The NCAA board of directors has approved the first rudimentary moves toward governance review, according to an association memo obtained by CBSSports.com
Governance issues have become a front-burner item for the NCAA after BCS commissioners spoke out publicly last month about their frustrations with the association. The board is relying on the recommendations of management consultant Jean Frankel, owner of Ideas in Action which specializes in -- among other areas -- "governance redesign" according to her website.
Most interesting at this early stage: The possibility of a special convention in July 2014 and a recommendation to redefine the role of the NCAA executive committee as a "more vital vehicle."
Both the board and executive committee had a hand in applying crippling and unprecedented sanctions to Penn State in July 2012. The troubles for the NCAA have snowballed from there, tumbling through president Mark Emmert’s inability to push further his reform agenda to the bungling of the Miami case to last week’s mini-scandal over an NCAA apparel website.
Frankel has circulated through the membership for months taking the temperature and determining the mood of an NCAA in flux. Most notably, she was in Colorado Springs, Colo., in June where several stakeholders met during Collegiate Commissioners Association and BCS gatherings.
She has met with an estimated 250 college administrators according to a source. Her recommendations to the board are believed to come from a meeting with NCAA executives last week. According to that memo obtained by CBSSports.com, the board approved Frankel’s six recommendations by unanimous vote. The memo was not dated.
Among them …
• Governance review will be a one-year process. "Criteria" and "approach" will be communicated to the membership in early September.

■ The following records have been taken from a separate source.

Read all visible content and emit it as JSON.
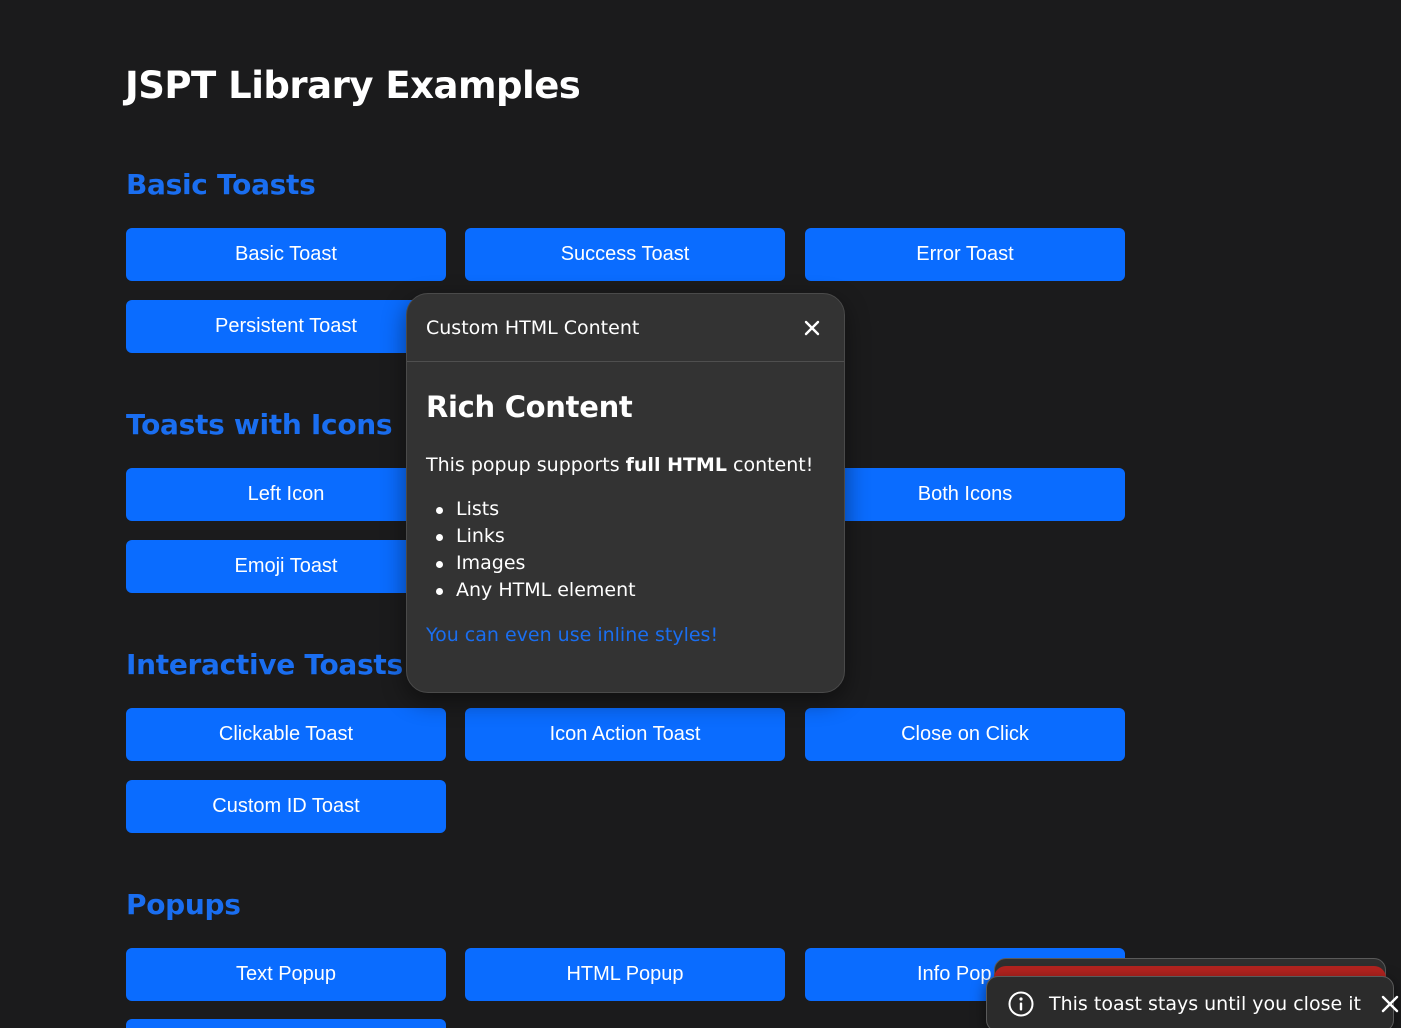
{
  "page": {
    "title": "JSPT Library Examples"
  },
  "sections": {
    "basic": {
      "title": "Basic Toasts",
      "buttons": [
        "Basic Toast",
        "Success Toast",
        "Error Toast",
        "Persistent Toast"
      ]
    },
    "icons": {
      "title": "Toasts with Icons",
      "buttons": [
        "Left Icon",
        "Both Icons",
        "Emoji Toast"
      ]
    },
    "interactive": {
      "title": "Interactive Toasts",
      "buttons": [
        "Clickable Toast",
        "Icon Action Toast",
        "Close on Click",
        "Custom ID Toast"
      ]
    },
    "popups": {
      "title": "Popups",
      "buttons": [
        "Text Popup",
        "HTML Popup",
        "Info Pop"
      ]
    }
  },
  "popup": {
    "title": "Custom HTML Content",
    "heading": "Rich Content",
    "text_before": "This popup supports ",
    "text_bold": "full HTML",
    "text_after": " content!",
    "list": [
      "Lists",
      "Links",
      "Images",
      "Any HTML element"
    ],
    "styled_text": "You can even use inline styles!",
    "close_icon": "close-icon"
  },
  "toast": {
    "text": "This toast stays until you close it",
    "icon": "info-icon",
    "close_icon": "close-icon",
    "stack_color": "#b3231f"
  },
  "colors": {
    "background": "#1b1b1c",
    "accent": "#0a6cff",
    "section_title": "#1a6ef0",
    "popup_bg": "#333333"
  }
}
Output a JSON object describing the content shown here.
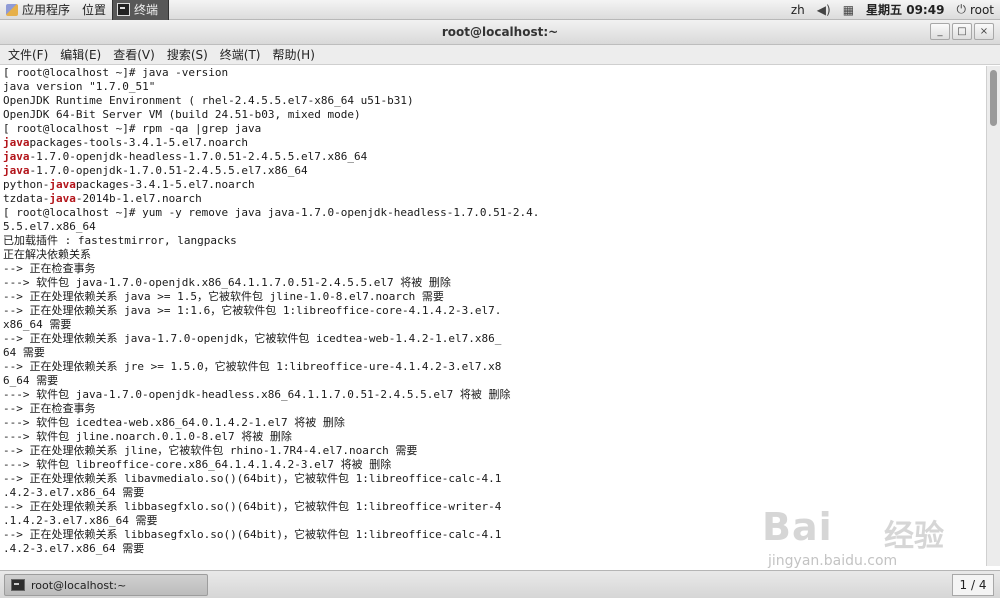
{
  "top_panel": {
    "applications": "应用程序",
    "places": "位置",
    "task_title": "终端",
    "input_method": "zh",
    "datetime": "星期五 09:49",
    "user": "root"
  },
  "window": {
    "title": "root@localhost:~",
    "minimize": "_",
    "maximize": "□",
    "close": "×"
  },
  "menu": [
    "文件(F)",
    "编辑(E)",
    "查看(V)",
    "搜索(S)",
    "终端(T)",
    "帮助(H)"
  ],
  "terminal": {
    "lines": [
      [
        {
          "t": "[ root@localhost ~]# java -version"
        }
      ],
      [
        {
          "t": "java version \"1.7.0_51\""
        }
      ],
      [
        {
          "t": "OpenJDK Runtime Environment ( rhel-2.4.5.5.el7-x86_64 u51-b31)"
        }
      ],
      [
        {
          "t": "OpenJDK 64-Bit Server VM (build 24.51-b03, mixed mode)"
        }
      ],
      [
        {
          "t": "[ root@localhost ~]# rpm -qa |grep java"
        }
      ],
      [
        {
          "t": "java",
          "h": true
        },
        {
          "t": "packages-tools-3.4.1-5.el7.noarch"
        }
      ],
      [
        {
          "t": "java",
          "h": true
        },
        {
          "t": "-1.7.0-openjdk-headless-1.7.0.51-2.4.5.5.el7.x86_64"
        }
      ],
      [
        {
          "t": "java",
          "h": true
        },
        {
          "t": "-1.7.0-openjdk-1.7.0.51-2.4.5.5.el7.x86_64"
        }
      ],
      [
        {
          "t": "python-"
        },
        {
          "t": "java",
          "h": true
        },
        {
          "t": "packages-3.4.1-5.el7.noarch"
        }
      ],
      [
        {
          "t": "tzdata-"
        },
        {
          "t": "java",
          "h": true
        },
        {
          "t": "-2014b-1.el7.noarch"
        }
      ],
      [
        {
          "t": "[ root@localhost ~]# yum -y remove java java-1.7.0-openjdk-headless-1.7.0.51-2.4."
        }
      ],
      [
        {
          "t": "5.5.el7.x86_64"
        }
      ],
      [
        {
          "t": "已加载插件 : fastestmirror, langpacks"
        }
      ],
      [
        {
          "t": "正在解决依赖关系"
        }
      ],
      [
        {
          "t": "--> 正在检查事务"
        }
      ],
      [
        {
          "t": "---> 软件包 java-1.7.0-openjdk.x86_64.1.1.7.0.51-2.4.5.5.el7 将被 删除"
        }
      ],
      [
        {
          "t": "--> 正在处理依赖关系 java >= 1.5，它被软件包 jline-1.0-8.el7.noarch 需要"
        }
      ],
      [
        {
          "t": "--> 正在处理依赖关系 java >= 1:1.6，它被软件包 1:libreoffice-core-4.1.4.2-3.el7."
        }
      ],
      [
        {
          "t": "x86_64 需要"
        }
      ],
      [
        {
          "t": "--> 正在处理依赖关系 java-1.7.0-openjdk，它被软件包 icedtea-web-1.4.2-1.el7.x86_"
        }
      ],
      [
        {
          "t": "64 需要"
        }
      ],
      [
        {
          "t": "--> 正在处理依赖关系 jre >= 1.5.0，它被软件包 1:libreoffice-ure-4.1.4.2-3.el7.x8"
        }
      ],
      [
        {
          "t": "6_64 需要"
        }
      ],
      [
        {
          "t": "---> 软件包 java-1.7.0-openjdk-headless.x86_64.1.1.7.0.51-2.4.5.5.el7 将被 删除"
        }
      ],
      [
        {
          "t": "--> 正在检查事务"
        }
      ],
      [
        {
          "t": "---> 软件包 icedtea-web.x86_64.0.1.4.2-1.el7 将被 删除"
        }
      ],
      [
        {
          "t": "---> 软件包 jline.noarch.0.1.0-8.el7 将被 删除"
        }
      ],
      [
        {
          "t": "--> 正在处理依赖关系 jline，它被软件包 rhino-1.7R4-4.el7.noarch 需要"
        }
      ],
      [
        {
          "t": "---> 软件包 libreoffice-core.x86_64.1.4.1.4.2-3.el7 将被 删除"
        }
      ],
      [
        {
          "t": "--> 正在处理依赖关系 libavmedialo.so()(64bit)，它被软件包 1:libreoffice-calc-4.1"
        }
      ],
      [
        {
          "t": ".4.2-3.el7.x86_64 需要"
        }
      ],
      [
        {
          "t": "--> 正在处理依赖关系 libbasegfxlo.so()(64bit)，它被软件包 1:libreoffice-writer-4"
        }
      ],
      [
        {
          "t": ".1.4.2-3.el7.x86_64 需要"
        }
      ],
      [
        {
          "t": "--> 正在处理依赖关系 libbasegfxlo.so()(64bit)，它被软件包 1:libreoffice-calc-4.1"
        }
      ],
      [
        {
          "t": ".4.2-3.el7.x86_64 需要"
        }
      ]
    ]
  },
  "bottom_panel": {
    "task_label": "root@localhost:~",
    "workspace": "1 / 4"
  },
  "watermark": {
    "logo": "Bai",
    "logo_cn": "经验",
    "url": "jingyan.baidu.com"
  },
  "colors": {
    "highlight": "#b3141a",
    "terminal_bg": "#ffffff",
    "terminal_fg": "#1a1a1a"
  }
}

• "Membership stakeholders" will begin the process of "idea submission as desired."
• NCAA governance consultant (Frankel) and NCAA staff continue the outreach to membership soliciting ideas and input.

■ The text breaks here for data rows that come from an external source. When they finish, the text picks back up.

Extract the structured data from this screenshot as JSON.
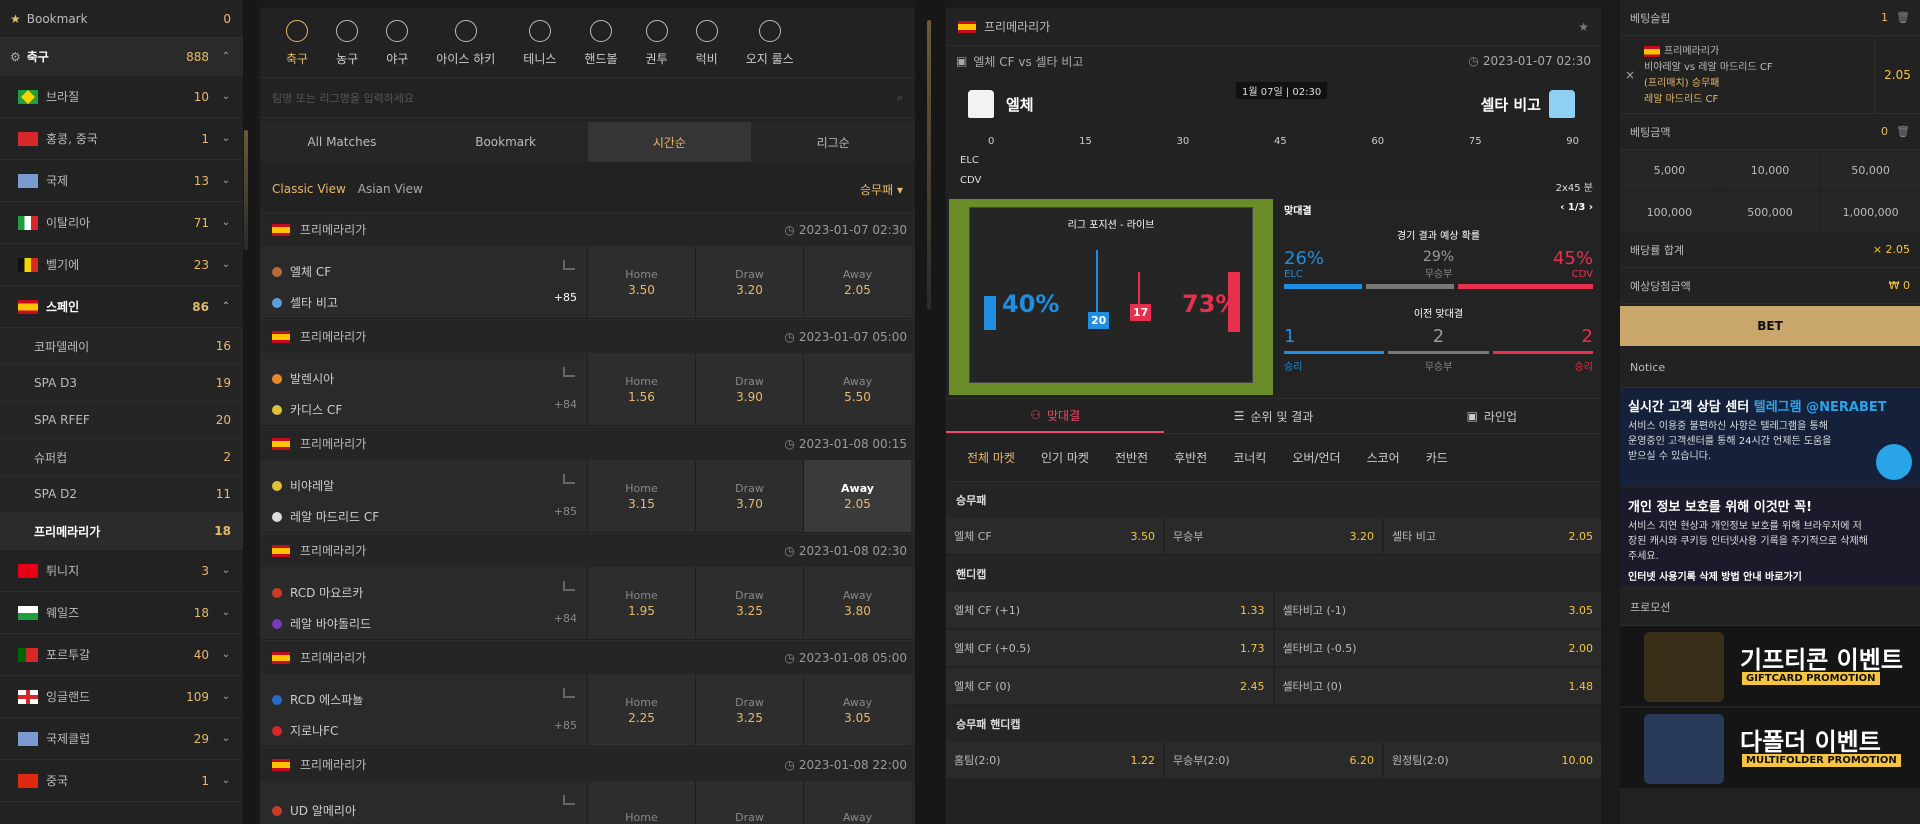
{
  "sidebar": {
    "bookmark": {
      "label": "Bookmark",
      "count": "0"
    },
    "soccer": {
      "label": "축구",
      "count": "888"
    },
    "countries": [
      {
        "label": "브라질",
        "count": "10"
      },
      {
        "label": "홍콩, 중국",
        "count": "1"
      },
      {
        "label": "국제",
        "count": "13"
      },
      {
        "label": "이탈리아",
        "count": "71"
      },
      {
        "label": "벨기에",
        "count": "23"
      },
      {
        "label": "스페인",
        "count": "86"
      }
    ],
    "spain_leagues": [
      {
        "label": "코파델레이",
        "count": "16"
      },
      {
        "label": "SPA D3",
        "count": "19"
      },
      {
        "label": "SPA RFEF",
        "count": "20"
      },
      {
        "label": "슈퍼컵",
        "count": "2"
      },
      {
        "label": "SPA D2",
        "count": "11"
      },
      {
        "label": "프리메라리가",
        "count": "18"
      }
    ],
    "countries2": [
      {
        "label": "튀니지",
        "count": "3"
      },
      {
        "label": "웨일즈",
        "count": "18"
      },
      {
        "label": "포르투갈",
        "count": "40"
      },
      {
        "label": "잉글랜드",
        "count": "109"
      },
      {
        "label": "국제클럽",
        "count": "29"
      },
      {
        "label": "중국",
        "count": "1"
      }
    ]
  },
  "sports": [
    "축구",
    "농구",
    "야구",
    "아이스 하키",
    "테니스",
    "핸드볼",
    "권투",
    "럭비",
    "오지 룰스"
  ],
  "search": {
    "placeholder": "팀명 또는 리그명을 입력하세요"
  },
  "tabs": [
    "All Matches",
    "Bookmark",
    "시간순",
    "리그순"
  ],
  "view": {
    "classic": "Classic View",
    "asian": "Asian View",
    "market": "승무패"
  },
  "odds_labels": {
    "home": "Home",
    "draw": "Draw",
    "away": "Away"
  },
  "matches": [
    {
      "league": "프리메라리가",
      "date": "2023-01-07 02:30",
      "home": "엘체 CF",
      "away": "셀타 비고",
      "more": "+85",
      "h": "3.50",
      "d": "3.20",
      "a": "2.05"
    },
    {
      "league": "프리메라리가",
      "date": "2023-01-07 05:00",
      "home": "발렌시아",
      "away": "카디스 CF",
      "more": "+84",
      "h": "1.56",
      "d": "3.90",
      "a": "5.50"
    },
    {
      "league": "프리메라리가",
      "date": "2023-01-08 00:15",
      "home": "비야레알",
      "away": "레알 마드리드 CF",
      "more": "+85",
      "h": "3.15",
      "d": "3.70",
      "a": "2.05"
    },
    {
      "league": "프리메라리가",
      "date": "2023-01-08 02:30",
      "home": "RCD 마요르카",
      "away": "레알 바야돌리드",
      "more": "+84",
      "h": "1.95",
      "d": "3.25",
      "a": "3.80"
    },
    {
      "league": "프리메라리가",
      "date": "2023-01-08 05:00",
      "home": "RCD 에스파뇰",
      "away": "지로나FC",
      "more": "+85",
      "h": "2.25",
      "d": "3.25",
      "a": "3.05"
    },
    {
      "league": "프리메라리가",
      "date": "2023-01-08 22:00",
      "home": "UD 알메리아",
      "away": "",
      "more": "",
      "h": "",
      "d": "",
      "a": ""
    }
  ],
  "detail": {
    "league": "프리메라리가",
    "fixture": "엘체 CF vs 셀타 비고",
    "date": "2023-01-07 02:30",
    "home": "엘체",
    "away": "셀타 비고",
    "kickoff": "1월 07일 | 02:30",
    "timeline_ticks": [
      "0",
      "15",
      "30",
      "45",
      "60",
      "75",
      "90"
    ],
    "elc": "ELC",
    "cdv": "CDV",
    "duration": "2x45 분",
    "live_title": "리그 포지션 - 라이브",
    "home_pct": "40%",
    "away_pct": "73%",
    "home_pos": "20",
    "away_pos": "17",
    "h2h_label": "맞대결",
    "h2h_page": "1/3",
    "prob_title": "경기 결과 예상 확률",
    "prob_home": "26%",
    "prob_draw": "29%",
    "prob_draw_label": "무승부",
    "prob_away": "45%",
    "prev_title": "이전 맞대결",
    "prev_home": "1",
    "prev_draw": "2",
    "prev_away": "2",
    "prev_home_label": "승리",
    "prev_draw_label": "무승부",
    "prev_away_label": "승리",
    "dtabs": [
      "맞대결",
      "순위 및 결과",
      "라인업"
    ],
    "markets": [
      "전체 마켓",
      "인기 마켓",
      "전반전",
      "후반전",
      "코너킥",
      "오버/언더",
      "스코어",
      "카드"
    ],
    "sec1": "승무패",
    "r1": [
      [
        "엘체 CF",
        "3.50"
      ],
      [
        "무승부",
        "3.20"
      ],
      [
        "셀타 비고",
        "2.05"
      ]
    ],
    "sec2": "핸디캡",
    "r2": [
      [
        "엘체 CF (+1)",
        "1.33"
      ],
      [
        "셀타비고 (-1)",
        "3.05"
      ]
    ],
    "r3": [
      [
        "엘체 CF (+0.5)",
        "1.73"
      ],
      [
        "셀타비고 (-0.5)",
        "2.00"
      ]
    ],
    "r4": [
      [
        "엘체 CF (0)",
        "2.45"
      ],
      [
        "셀타비고 (0)",
        "1.48"
      ]
    ],
    "sec3": "승무패 핸디캡",
    "r5": [
      [
        "홈팀(2:0)",
        "1.22"
      ],
      [
        "무승부(2:0)",
        "6.20"
      ],
      [
        "원정팀(2:0)",
        "10.00"
      ]
    ]
  },
  "betslip": {
    "title": "베팅슬립",
    "count": "1",
    "league": "프리메라리가",
    "fixture": "비야레알 vs 레알 마드리드 CF",
    "market": "(프리매치) 승무패",
    "pick": "레알 마드리드 CF",
    "odd": "2.05",
    "amount_label": "베팅금액",
    "amount": "0",
    "amounts": [
      "5,000",
      "10,000",
      "50,000",
      "100,000",
      "500,000",
      "1,000,000"
    ],
    "total_odds_label": "배당률 합계",
    "total_odds": "× 2.05",
    "expected_label": "예상당첨금액",
    "expected": "₩ 0",
    "bet": "BET",
    "notice": "Notice",
    "banner1_title": "실시간 고객 상담 센터",
    "banner1_hl": "텔레그램 @NERABET",
    "banner1_desc": "서비스 이용중 불편하신 사항은 텔레그램을 통해 운영중인 고객센터를 통해 24시간 언제든 도움을 받으실 수 있습니다.",
    "banner2_title": "개인 정보 보호를 위해 이것만 꼭!",
    "banner2_desc": "서비스 지연 현상과 개인정보 보호를 위해 브라우저에 저장된 캐시와 쿠키등 인터넷사용 기록을 주기적으로 삭제해 주세요.",
    "banner2_link": "인터넷 사용기록 삭제 방법 안내 바로가기",
    "promo_label": "프로모션",
    "promo1": "기프티콘 이벤트",
    "promo1_sub": "GIFTCARD PROMOTION",
    "promo2": "다폴더 이벤트",
    "promo2_sub": "MULTIFOLDER PROMOTION"
  }
}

• The board "continues its work on engagement."
• The NCAA executive committee begins work on "corporate role definition."
• The NCAA staff continues to develop "leadership strategy."
Hey, it wouldn’t be an NCAA memo without a bevy of corporate buzzwords and a couple of subcommittees. The commissioners who criticized the NCAA recently each had different areas of focus. Big 12 commissioner Bob Bowlsby called for "transformative change." Big Ten commissioner Jim Delany didn’t go quite that far, advocating ongoing education opportunities for players after their eligibility runs out or they leave school. Pac-12 commissioner Larry Scott advocated a hard look at the one-and-done rule. The Pac-12 also passed full contact practice limitations for football.
Among six key focus areas put forward by Frankel are a possible redefinition of the sometimes complicated role of various councils, cabinets and committees.
A tentative time for the governance review, per the memo.
• August – November, 2013: Input for governance structure changes.
• January 2014 NCAA convention in San Diego: Board will hear discussion and debate among all stakeholders. That suggests a suspected tsunami of change will not sweep through the association at the convention. It will be an ongoing process.
• February – April, 2014: Formal proposals developed.
• April – August, 2014: Possible special convention in July. Formal proposals will go through the normal legislative process or "if one vote per member institution … is necessary," proposals will be circulated through the membership.;
Proposals not requiring membership vote will be considered by the board in April or August.